Upon reaching the river of Ezousa, he made a stop and was planning to stay there because the area was abundant in water for both humans and animals. However, after some minor conflicts he had with the locals whose interests were in jeopardy after the arrival and settlement of the shepherd in their area, he had to take his family and flock and move to another area. Moving on he reached Xeropotamos where he stayed for a few days. However, the locals once again chased him away. He fought back but it was hard to win so he had to pack his belongings and once again set off looking for new land.

As soon as they reached river Dkionisos (an area between Agios Georgios and Sylikou) he decided that it was the best area for them to settle as it had plenty of water and a lot of uncultivated pieces of land. They stayed there but once more the locals pressured and threatened them to leave. However, this time Giorkis was determined to stay there permanently. They built their farm and house just a few metres away from the river, in a place that offered both safety and coverage.

After a year, he went back to their old village Polemi alone and convinced his brother in law, Fesas, to move to the new place with his family and flock. So, the new families became two and together they faced the pressures and threats more easily. 

They named the area where they were staying Agios Georgios, after the name of their village in Pafos. When their children had their own families they then built the church of Agios Georgios. This church stands in the centre of the village up until today and kept in it is the vestige of the Great Martyr Agios Georgios. (For further information regarding the churches and chapels of the village, visit the relevant page of our website).
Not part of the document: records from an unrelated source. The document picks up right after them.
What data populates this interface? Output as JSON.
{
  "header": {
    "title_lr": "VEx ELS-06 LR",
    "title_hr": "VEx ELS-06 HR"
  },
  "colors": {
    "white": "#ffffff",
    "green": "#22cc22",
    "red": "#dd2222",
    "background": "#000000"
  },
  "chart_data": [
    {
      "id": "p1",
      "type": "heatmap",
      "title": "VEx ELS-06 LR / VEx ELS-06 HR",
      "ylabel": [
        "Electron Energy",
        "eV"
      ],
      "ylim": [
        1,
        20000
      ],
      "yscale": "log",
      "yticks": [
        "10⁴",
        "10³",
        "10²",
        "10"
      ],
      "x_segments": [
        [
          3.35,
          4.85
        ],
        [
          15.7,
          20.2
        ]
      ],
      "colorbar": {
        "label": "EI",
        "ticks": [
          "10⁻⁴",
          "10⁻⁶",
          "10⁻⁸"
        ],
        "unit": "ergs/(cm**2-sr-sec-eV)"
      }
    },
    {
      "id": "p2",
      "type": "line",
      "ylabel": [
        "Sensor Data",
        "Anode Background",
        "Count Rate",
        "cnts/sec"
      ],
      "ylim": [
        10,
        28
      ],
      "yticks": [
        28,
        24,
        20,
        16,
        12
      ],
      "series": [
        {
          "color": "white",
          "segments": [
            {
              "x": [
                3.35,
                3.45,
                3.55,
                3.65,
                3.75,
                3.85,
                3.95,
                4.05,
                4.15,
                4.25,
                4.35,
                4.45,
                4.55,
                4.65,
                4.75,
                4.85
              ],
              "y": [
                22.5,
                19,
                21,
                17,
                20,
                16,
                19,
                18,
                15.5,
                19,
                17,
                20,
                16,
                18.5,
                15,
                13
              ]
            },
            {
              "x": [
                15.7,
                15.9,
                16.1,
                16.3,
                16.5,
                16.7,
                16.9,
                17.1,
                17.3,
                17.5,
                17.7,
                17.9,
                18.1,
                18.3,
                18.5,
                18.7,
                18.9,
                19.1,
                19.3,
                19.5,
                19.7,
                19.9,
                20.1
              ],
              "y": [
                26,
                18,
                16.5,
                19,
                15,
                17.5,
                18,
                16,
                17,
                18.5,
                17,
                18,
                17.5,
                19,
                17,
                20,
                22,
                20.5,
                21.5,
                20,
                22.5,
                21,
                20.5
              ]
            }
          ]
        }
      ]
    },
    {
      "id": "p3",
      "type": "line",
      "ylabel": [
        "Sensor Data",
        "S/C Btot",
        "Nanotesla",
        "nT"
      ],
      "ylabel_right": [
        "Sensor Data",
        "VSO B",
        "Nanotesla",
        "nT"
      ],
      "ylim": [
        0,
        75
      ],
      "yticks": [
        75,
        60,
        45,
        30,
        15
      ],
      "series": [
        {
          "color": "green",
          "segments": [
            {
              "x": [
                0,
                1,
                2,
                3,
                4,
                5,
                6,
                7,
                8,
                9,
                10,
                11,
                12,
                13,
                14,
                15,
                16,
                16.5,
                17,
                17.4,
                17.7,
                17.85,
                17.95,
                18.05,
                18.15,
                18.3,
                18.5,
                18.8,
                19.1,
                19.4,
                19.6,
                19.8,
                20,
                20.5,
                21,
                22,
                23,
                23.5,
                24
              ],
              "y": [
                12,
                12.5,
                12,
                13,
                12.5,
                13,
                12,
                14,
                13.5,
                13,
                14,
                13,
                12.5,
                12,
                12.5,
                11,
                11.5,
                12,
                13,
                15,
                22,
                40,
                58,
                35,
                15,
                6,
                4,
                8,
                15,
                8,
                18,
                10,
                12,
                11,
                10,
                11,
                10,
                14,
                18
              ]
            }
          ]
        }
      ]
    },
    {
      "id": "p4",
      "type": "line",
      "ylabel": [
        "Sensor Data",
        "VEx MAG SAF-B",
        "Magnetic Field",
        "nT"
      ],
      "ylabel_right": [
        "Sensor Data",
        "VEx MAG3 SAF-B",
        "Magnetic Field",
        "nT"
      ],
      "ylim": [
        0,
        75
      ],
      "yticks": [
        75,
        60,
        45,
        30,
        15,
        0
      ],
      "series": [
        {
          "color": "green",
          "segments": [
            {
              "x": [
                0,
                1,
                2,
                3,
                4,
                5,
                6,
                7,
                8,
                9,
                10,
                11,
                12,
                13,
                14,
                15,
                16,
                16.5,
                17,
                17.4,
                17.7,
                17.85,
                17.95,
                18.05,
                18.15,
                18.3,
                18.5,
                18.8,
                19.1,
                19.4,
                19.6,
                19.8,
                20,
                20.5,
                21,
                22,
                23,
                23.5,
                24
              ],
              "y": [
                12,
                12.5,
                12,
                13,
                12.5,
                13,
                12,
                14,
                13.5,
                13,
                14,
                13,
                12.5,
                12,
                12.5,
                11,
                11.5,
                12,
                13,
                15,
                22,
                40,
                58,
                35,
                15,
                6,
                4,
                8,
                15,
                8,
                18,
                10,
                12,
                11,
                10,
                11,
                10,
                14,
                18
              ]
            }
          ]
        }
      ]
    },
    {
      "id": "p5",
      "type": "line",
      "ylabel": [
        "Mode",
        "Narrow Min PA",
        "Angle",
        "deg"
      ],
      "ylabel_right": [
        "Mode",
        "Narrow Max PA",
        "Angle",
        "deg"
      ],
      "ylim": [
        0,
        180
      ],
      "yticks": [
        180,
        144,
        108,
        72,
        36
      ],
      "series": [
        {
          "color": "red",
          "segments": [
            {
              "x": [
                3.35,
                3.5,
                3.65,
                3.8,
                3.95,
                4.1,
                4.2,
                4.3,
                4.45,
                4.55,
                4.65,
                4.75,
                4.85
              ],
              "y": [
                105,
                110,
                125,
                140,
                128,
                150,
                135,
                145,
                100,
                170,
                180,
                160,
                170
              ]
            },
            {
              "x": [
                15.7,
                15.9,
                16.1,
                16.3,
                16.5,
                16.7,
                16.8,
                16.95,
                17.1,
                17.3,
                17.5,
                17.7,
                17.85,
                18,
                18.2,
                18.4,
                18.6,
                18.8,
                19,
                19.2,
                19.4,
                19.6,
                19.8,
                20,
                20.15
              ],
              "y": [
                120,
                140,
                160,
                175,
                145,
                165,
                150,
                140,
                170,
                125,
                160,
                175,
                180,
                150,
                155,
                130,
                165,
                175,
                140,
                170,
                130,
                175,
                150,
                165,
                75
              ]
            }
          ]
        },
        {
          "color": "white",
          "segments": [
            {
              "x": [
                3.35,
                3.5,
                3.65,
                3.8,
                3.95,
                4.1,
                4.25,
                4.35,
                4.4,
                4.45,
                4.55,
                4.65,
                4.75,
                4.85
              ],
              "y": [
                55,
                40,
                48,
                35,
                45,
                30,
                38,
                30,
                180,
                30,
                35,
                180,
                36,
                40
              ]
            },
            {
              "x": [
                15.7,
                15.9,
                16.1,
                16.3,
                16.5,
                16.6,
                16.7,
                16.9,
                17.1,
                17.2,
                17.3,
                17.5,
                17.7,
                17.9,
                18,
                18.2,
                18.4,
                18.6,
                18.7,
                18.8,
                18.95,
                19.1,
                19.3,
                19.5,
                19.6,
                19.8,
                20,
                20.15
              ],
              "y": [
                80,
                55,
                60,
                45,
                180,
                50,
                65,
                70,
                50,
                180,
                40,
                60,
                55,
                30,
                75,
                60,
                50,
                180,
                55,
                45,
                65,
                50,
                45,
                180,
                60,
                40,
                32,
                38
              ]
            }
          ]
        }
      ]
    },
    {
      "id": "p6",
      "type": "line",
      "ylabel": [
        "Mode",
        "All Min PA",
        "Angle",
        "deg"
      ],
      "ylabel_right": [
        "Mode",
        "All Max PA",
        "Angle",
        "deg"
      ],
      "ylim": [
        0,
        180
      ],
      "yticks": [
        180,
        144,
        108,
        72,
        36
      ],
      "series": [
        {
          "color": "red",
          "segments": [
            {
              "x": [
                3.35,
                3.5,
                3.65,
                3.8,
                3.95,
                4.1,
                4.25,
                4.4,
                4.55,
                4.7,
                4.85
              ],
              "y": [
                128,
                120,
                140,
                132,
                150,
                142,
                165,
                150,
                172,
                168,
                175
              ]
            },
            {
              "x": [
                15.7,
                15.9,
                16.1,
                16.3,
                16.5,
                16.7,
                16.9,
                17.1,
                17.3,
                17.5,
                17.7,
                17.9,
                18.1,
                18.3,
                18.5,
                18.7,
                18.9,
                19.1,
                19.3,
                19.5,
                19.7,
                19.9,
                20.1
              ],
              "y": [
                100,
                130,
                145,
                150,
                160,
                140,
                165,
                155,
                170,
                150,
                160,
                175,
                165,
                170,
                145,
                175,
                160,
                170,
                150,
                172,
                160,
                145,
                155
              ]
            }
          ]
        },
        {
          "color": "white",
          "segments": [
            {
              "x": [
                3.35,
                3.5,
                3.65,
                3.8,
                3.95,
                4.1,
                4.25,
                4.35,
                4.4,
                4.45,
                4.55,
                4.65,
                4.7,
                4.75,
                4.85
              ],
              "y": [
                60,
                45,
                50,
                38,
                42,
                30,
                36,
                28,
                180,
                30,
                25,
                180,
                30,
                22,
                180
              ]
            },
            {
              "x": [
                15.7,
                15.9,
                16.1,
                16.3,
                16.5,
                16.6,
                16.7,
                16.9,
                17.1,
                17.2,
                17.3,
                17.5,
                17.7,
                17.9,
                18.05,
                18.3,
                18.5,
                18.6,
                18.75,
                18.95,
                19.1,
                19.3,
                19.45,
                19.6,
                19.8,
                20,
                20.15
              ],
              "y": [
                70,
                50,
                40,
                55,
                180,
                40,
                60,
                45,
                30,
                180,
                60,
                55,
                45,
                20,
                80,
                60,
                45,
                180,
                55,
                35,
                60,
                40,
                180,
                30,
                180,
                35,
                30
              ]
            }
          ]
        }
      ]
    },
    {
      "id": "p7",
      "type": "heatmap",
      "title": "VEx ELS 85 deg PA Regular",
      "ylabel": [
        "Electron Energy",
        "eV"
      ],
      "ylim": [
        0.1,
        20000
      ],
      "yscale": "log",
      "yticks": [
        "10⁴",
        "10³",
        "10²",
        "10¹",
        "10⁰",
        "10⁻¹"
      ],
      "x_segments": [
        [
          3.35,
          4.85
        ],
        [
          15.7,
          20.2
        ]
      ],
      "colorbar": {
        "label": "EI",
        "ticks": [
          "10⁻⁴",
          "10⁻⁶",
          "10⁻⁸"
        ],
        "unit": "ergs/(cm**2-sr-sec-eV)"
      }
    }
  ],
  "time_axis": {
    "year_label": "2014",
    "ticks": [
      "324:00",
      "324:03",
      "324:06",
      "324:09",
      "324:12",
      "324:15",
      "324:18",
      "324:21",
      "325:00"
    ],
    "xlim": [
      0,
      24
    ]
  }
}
Descendants of these two families still live in the village today.

The residents of the community are well-known for their hospitality and their traditional homemade drinks of Commandaria and Zivania, as well as for their raisins and the traditional delicacy of “soutzoukos”. (Information on these traditional products can be found under the link Traditional Products).

Today, the community is experiencing a housing development by both locals and foreigners which is mainly due to the climate of the area and the short distance from the city of Lemesos.